Sex differences in corticosterone levels in response to citalopram (15 mg/kg) were masculinized by testosterone. Intact females exhibited greater corticosterone than males after ip injection of vehicle (A) and citalopram (B). *, P < 0.05. Corticosterone was not affected by OVX+V but was masculinized by TP. #, P < 0.05, compared with intact and OVX+V females. Citalopram delayed recovery at time 120 in OVX+V females. §, P < 0.05, compared with vehicle. The ip injection occurred immediately after time 0. C, Analysis of AUC revealed overall sex difference in corticosterone that was masculinized by TP in response to vehicle or citalopram injections. *, P < 0.05, different from males and OVX+TP females. Citalopram significantly increased overall levels of corticosterone. #, P < 0.05, main effect of drug. D, The rise of corticosterone from 0 to 30 min in response to vehicle or citalopram injections was greater in intact females than males. *, P < 0.05. Citalopram caused a greater rise than vehicle. #, P < 0.0001. E, The rate of recovery from 30 to 120 min was higher with citalopram treatment than vehicle. #, P < 0.05.

Figure 3

Effects of sex and gonadal hormones on stress-related gene expression in primary tissues of the HPA axis.
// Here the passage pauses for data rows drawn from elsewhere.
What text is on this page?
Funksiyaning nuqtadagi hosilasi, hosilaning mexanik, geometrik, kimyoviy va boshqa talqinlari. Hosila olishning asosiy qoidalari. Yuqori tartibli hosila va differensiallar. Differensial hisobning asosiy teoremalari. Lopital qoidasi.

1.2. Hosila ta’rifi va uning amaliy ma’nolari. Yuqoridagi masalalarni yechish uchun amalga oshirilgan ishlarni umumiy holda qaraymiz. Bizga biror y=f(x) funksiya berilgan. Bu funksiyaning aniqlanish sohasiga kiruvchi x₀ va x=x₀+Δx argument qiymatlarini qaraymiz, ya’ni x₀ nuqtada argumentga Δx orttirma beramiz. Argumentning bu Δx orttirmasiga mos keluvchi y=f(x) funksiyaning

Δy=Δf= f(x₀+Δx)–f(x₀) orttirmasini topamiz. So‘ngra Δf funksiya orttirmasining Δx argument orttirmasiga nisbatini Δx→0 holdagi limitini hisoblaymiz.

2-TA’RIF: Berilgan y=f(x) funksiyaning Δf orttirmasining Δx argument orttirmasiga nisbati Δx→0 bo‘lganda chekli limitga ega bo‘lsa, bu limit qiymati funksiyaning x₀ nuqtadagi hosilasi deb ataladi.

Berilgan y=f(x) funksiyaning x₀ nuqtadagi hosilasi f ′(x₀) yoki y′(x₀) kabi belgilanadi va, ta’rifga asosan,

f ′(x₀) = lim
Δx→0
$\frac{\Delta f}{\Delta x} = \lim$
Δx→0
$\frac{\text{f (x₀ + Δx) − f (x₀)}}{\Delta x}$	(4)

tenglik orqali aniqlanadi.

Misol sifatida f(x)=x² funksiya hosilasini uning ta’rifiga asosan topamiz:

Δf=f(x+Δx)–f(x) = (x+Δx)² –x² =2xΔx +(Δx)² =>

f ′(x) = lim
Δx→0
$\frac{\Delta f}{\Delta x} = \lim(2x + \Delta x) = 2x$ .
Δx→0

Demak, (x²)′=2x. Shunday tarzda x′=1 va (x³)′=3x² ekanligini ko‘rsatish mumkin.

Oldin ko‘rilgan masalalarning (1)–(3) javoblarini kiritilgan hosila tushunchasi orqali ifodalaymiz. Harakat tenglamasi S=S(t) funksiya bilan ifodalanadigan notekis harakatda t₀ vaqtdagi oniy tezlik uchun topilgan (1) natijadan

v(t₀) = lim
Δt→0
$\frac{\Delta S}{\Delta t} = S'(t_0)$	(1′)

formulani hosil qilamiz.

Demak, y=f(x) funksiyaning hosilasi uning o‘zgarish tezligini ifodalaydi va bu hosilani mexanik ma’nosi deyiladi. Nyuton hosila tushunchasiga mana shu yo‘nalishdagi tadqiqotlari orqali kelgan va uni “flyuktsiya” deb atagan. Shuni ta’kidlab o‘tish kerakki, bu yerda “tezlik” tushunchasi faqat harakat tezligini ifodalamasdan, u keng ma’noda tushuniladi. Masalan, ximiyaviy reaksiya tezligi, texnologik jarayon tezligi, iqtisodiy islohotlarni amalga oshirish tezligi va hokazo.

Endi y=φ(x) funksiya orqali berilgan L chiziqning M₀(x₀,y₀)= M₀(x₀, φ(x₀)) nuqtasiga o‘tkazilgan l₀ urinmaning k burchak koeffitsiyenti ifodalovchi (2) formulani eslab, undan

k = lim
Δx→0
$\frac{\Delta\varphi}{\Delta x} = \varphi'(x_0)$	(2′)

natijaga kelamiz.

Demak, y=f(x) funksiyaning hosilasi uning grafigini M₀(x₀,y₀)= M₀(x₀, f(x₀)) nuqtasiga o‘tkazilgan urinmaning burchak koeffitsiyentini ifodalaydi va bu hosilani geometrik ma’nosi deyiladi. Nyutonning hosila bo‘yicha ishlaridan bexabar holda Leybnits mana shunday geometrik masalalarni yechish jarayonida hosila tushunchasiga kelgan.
A, TP exposure in females reduced CRF mRNA in the PVN. #, P < 0.05, different from OVX+V. B, There were no differences in expression of vasopressin in the PVN. C, Intact and TP-treated females displayed lower 5-HT 2A receptor than males in the PVN. *, P < 0.05, compared with males. Expression was increased in OVX+V females. §, P < 0.05, different from intact and TP-treated females. D and F, There were no differences in POMC or CRF receptor-1 in the pituitary. E, There is a dramatic sex difference in CRF binding protein. *, P < 0.05, compared with males. OVX+V females also displayed greater expression than males but reduced from intact females. §, P < 0.05, different from all other groups. TP exposure in females increased CRF binding protein mRNA. #, P < 0.05, different from all other groups. G, TP treatment in females reduced melanocortin 2 receptor mRNA in the adrenal gland. #, P < 0.05, different from intact females. H, 11βHSD-1 mRNA was reduced in intact and OVX+V females (*, P < 0.05, different from males) and was increased by TP treatment. #, P < 0.05, different from OVX+V females. I, Intact and OVX+TP females displayed greater expression of TH than males. *, P < 0.05, different from males. J, Sex differences in adrenal weight were masculinized by TP treatment. Both the right and left adrenal glands were heavier in intact and OVX+V females compared with males and OVX+TP females. *, P < 0.05.

Figure 4

There were no sex differences in TPH2 mRNA in the dorsal raphe (DR) nucleus. A, Representative images of TPH2 silver grains in the middle vmDR. B, There was a trend for group differences in TPH2 in the middle vmDR. C, There were no differences in the caudal dmDR. Diagram of middle DR adapted from mouse atlas (34). aq, Aqueduct; dmDR, dorsomedial DR; vmDR, ventromedial DR; xscp, decussation of the superior cerebellar peduncle.

Figure 5

Effects of sex and gonadal hormones on stress-related gene expression in feedback regions of the HPA axis. A, Intact and OVX+V females had lower GR mRNA expression in the dorsal hippocampus CA1 region than males. *, P < 0.05. TP treatment decreased GR further. #, P < 0.05, compared with OVX+V females. B, There were no group differences in GR mRNA in the ventral hippocampus. C and E, Intact and OVX+TP females had lower expression of GAD65 mRNA in the BNST and lateral septum than males. *, P < 0.05. Both OVX groups had higher expression than intact females in the lateral septum. #, P < 0.05. D and F, There was a trend for group differences in GAD67 in the BNST and no differences in the lateral septum.